Nürnberg (dpa) - Branchenschätzungen zufolge hat sich der deutsche Naturkosmetik-Markt seit 2003 auf jetzt 650 Millionen Euro fast verdoppelt. Deutsche Hersteller zählen zu den Weltmarktführern.

Wurden Frauen, die sich mit biologischen Kosmetikprodukten pflegten, früher eher einmal belächelt, so gelten sie heute als Trendsetterinnen. «Es muss schick sein, es muss schön und natürlich sein», meint Leube. Die florierende Branche spiegelt sich auf der Fachmesse Vivaness (21. bis 24. Februar) wider, die parallel zur Weltleitmesse für Bio-Produkte BioFach in Nürnberg stattfindet.
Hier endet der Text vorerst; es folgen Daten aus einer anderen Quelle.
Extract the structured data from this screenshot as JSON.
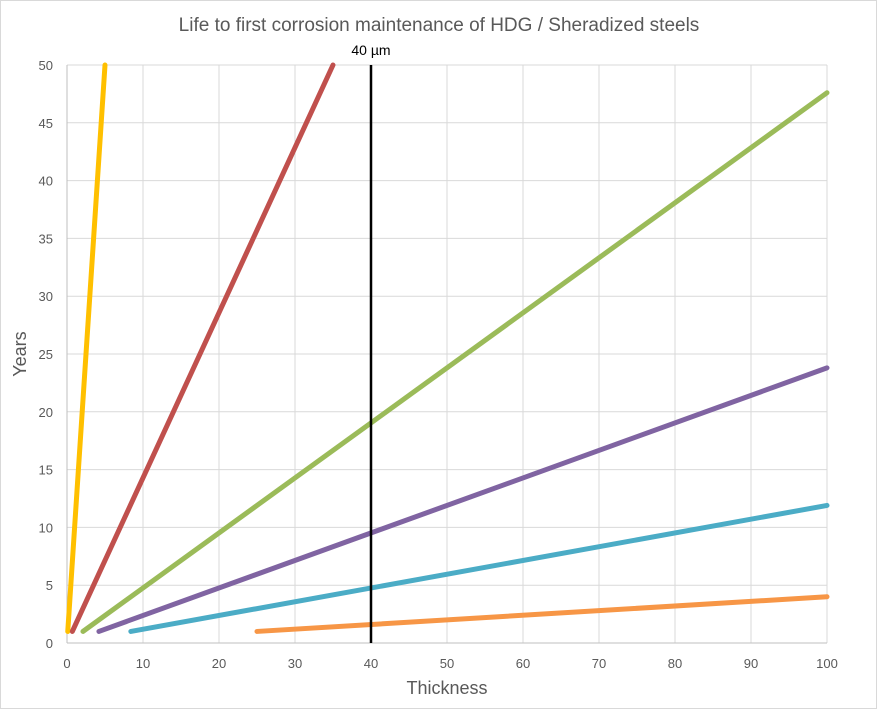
{
  "chart_data": {
    "type": "line",
    "title": "Life to first corrosion maintenance of HDG / Sheradized steels",
    "xlabel": "Thickness",
    "ylabel": "Years",
    "xlim": [
      0,
      100
    ],
    "ylim": [
      0,
      50
    ],
    "x_ticks": [
      "0",
      "10",
      "20",
      "30",
      "40",
      "50",
      "60",
      "70",
      "80",
      "90",
      "100"
    ],
    "y_ticks": [
      "0",
      "5",
      "10",
      "15",
      "20",
      "25",
      "30",
      "35",
      "40",
      "45",
      "50"
    ],
    "grid": true,
    "legend": "none",
    "annotation": {
      "label": "40 µm",
      "x": 40,
      "color": "#000000"
    },
    "series": [
      {
        "color": "#FFC000",
        "points": [
          [
            0.1,
            1
          ],
          [
            5,
            50
          ]
        ]
      },
      {
        "color": "#C0504D",
        "points": [
          [
            0.7,
            1
          ],
          [
            35,
            50
          ]
        ]
      },
      {
        "color": "#9BBB59",
        "points": [
          [
            2.1,
            1
          ],
          [
            100,
            47.6
          ]
        ]
      },
      {
        "color": "#8064A2",
        "points": [
          [
            4.2,
            1
          ],
          [
            100,
            23.8
          ]
        ]
      },
      {
        "color": "#4BACC6",
        "points": [
          [
            8.4,
            1
          ],
          [
            100,
            11.9
          ]
        ]
      },
      {
        "color": "#F79646",
        "points": [
          [
            25,
            1
          ],
          [
            100,
            4
          ]
        ]
      }
    ]
  }
}
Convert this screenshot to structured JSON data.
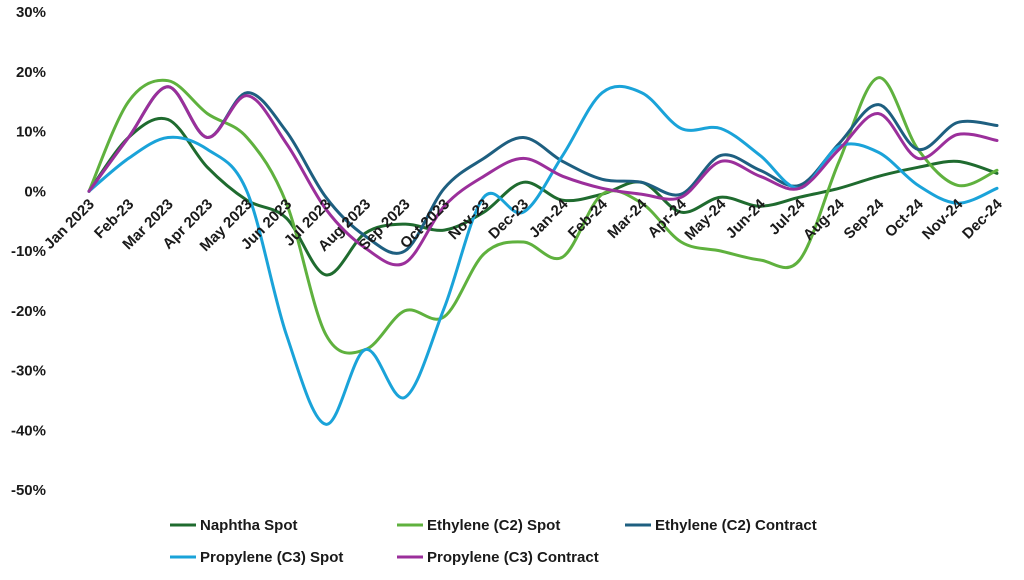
{
  "chart_data": {
    "type": "line",
    "title": "",
    "xlabel": "",
    "ylabel": "",
    "ylim": [
      -50,
      30
    ],
    "yticks": [
      "30%",
      "20%",
      "10%",
      "0%",
      "-10%",
      "-20%",
      "-30%",
      "-40%",
      "-50%"
    ],
    "ytick_values": [
      30,
      20,
      10,
      0,
      -10,
      -20,
      -30,
      -40,
      -50
    ],
    "grid": false,
    "legend_position": "bottom",
    "categories": [
      "Jan 2023",
      "Feb-23",
      "Mar 2023",
      "Apr 2023",
      "May 2023",
      "Jun 2023",
      "Jul 2023",
      "Aug 2023",
      "Sep 2023",
      "Oct 2023",
      "Nov-23",
      "Dec-23",
      "Jan-24",
      "Feb-24",
      "Mar-24",
      "Apr-24",
      "May-24",
      "Jun-24",
      "Jul-24",
      "Aug-24",
      "Sep-24",
      "Oct-24",
      "Nov-24",
      "Dec-24"
    ],
    "series": [
      {
        "name": "Naphtha Spot",
        "color": "#1f6b2f",
        "values": [
          0,
          9,
          12,
          4,
          -1.5,
          -4.5,
          -14,
          -7,
          -5.5,
          -6.5,
          -3.5,
          1.5,
          -1.5,
          -0.5,
          1.5,
          -3.5,
          -1,
          -2.5,
          -1,
          0.5,
          2.5,
          4,
          5,
          3
        ]
      },
      {
        "name": "Ethylene (C2) Spot",
        "color": "#5fb13e",
        "values": [
          0,
          15,
          18.5,
          13,
          9,
          -2,
          -24,
          -26.5,
          -20,
          -21,
          -10.5,
          -8.5,
          -11,
          -0.5,
          -2,
          -8.5,
          -10,
          -11.5,
          -11.5,
          5,
          19,
          7,
          1,
          3.5
        ]
      },
      {
        "name": "Ethylene (C2) Contract",
        "color": "#1e5f80",
        "values": [
          0,
          9,
          17.5,
          9,
          16.5,
          10,
          -1,
          -7.5,
          -10,
          0.5,
          5.5,
          9,
          5,
          2,
          1.5,
          -0.5,
          6,
          3.5,
          1,
          8,
          14.5,
          7,
          11.5,
          11
        ]
      },
      {
        "name": "Propylene (C3) Spot",
        "color": "#1aa3d9",
        "values": [
          0,
          5.5,
          9,
          7,
          0,
          -24,
          -39,
          -26.5,
          -34.5,
          -19.5,
          -1,
          -3.5,
          6,
          16.5,
          16.5,
          10.5,
          10.5,
          6,
          0.5,
          7.5,
          6.5,
          1,
          -2,
          0.5
        ]
      },
      {
        "name": "Propylene (C3) Contract",
        "color": "#9b2f9b",
        "values": [
          0,
          9,
          17.5,
          9,
          16,
          8,
          -3,
          -9.5,
          -12,
          -2.5,
          2.5,
          5.5,
          2.5,
          0.5,
          -0.5,
          -1,
          5,
          2.5,
          0.5,
          7,
          13,
          5.5,
          9.5,
          8.5
        ]
      }
    ]
  }
}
Knapp 200 Aussteller aus 23 Nationen zeigen dort neue Produkte und Trends. Traditionsreiche deutsche Firmen wie Weleda, Börlind oder Dr. Hauschka gelten als Pioniere auf dem Gebiet der Naturkosmetik. Sie setzen bei ihren Gesichts- und Körperpflegeprodukten, aber auch bei der dekorativen Kosmetik, auf Bio-Anbau, naturreine Inhaltsstoffe und gesellschaftliche Verantwortung.

Die Aufwertung von Bio-Produkten und damit auch von Naturkosmetik erklärt Nicole Hanisch vom Kölner Marktforschungsinstitut Rheingold mit einem Wandel im Bewusstsein der Menschen. «Wir erleben eine Rückbesinnung auf die großen Werte wie das Leben und die Liebe. Das macht Bio-Angebote generell attraktiv.» Naturkosmetik stehe für natürliche Schönheit und Reinheit. «Man will der Natur der Haut freien Lauf lassen», fährt Hanisch fort. «Bio ist heute nicht mehr Askese, sondern sinnlicher Genuss.» Aber auch die steigende Zahl von Hautunverträglichkeiten und Allergien spielt der Branche in die Hände.

Noch allerdings beträgt der Anteil der Naturkosmetik am gesamten deutschen Kosmetikmarkt erst etwa sechs Prozent. Das britische Marktforschungsunternehmen Organic Monitor hält einen Anstieg auf zehn Prozent bis zum Jahr 2010 für möglich. Das weltweite Umsatzvolumen schätzt Organic Monitor auf etwa fünf Milliarden Euro. In Europa liegt es bei rund 1,1 Milliarden Euro.

Dynamische Exportmärkte entstehen derzeit vor allem in Asien. In Korea, Malaysia, Hongkong und Taiwan sei die Nachfrage groß, heißt es in Branchenkreisen. Auch nach China strecken die Hersteller bereits ihre Fühler aus. Derzeit gibt es allerdings noch keine einheitlichen internationalen Standards für die Zertifizierung von Bio-Kosmetik.

Prüfsiegel, wie zum Beispiel vom Bund deutscher Industrie- und Handelsunternehmen (BDIH), sollen dem Verbraucher eine gewisse Sicherheit beim Kauf von Naturkosmetika geben. «Unsere Richtlinien berücksichtigen die Gewinnung, die Verarbeitung und die Verträglichkeit der Produkte. Dabei spielen der kontrollierte biologische Anbau der Rohstoffe, aber auch der Tier- und Artenschutz und der bewusste Verzicht auf verschiedene künstliche Inhaltsstoffe eine große Rolle», erklärt Verbands-Justiziarin Sibylle Abraham.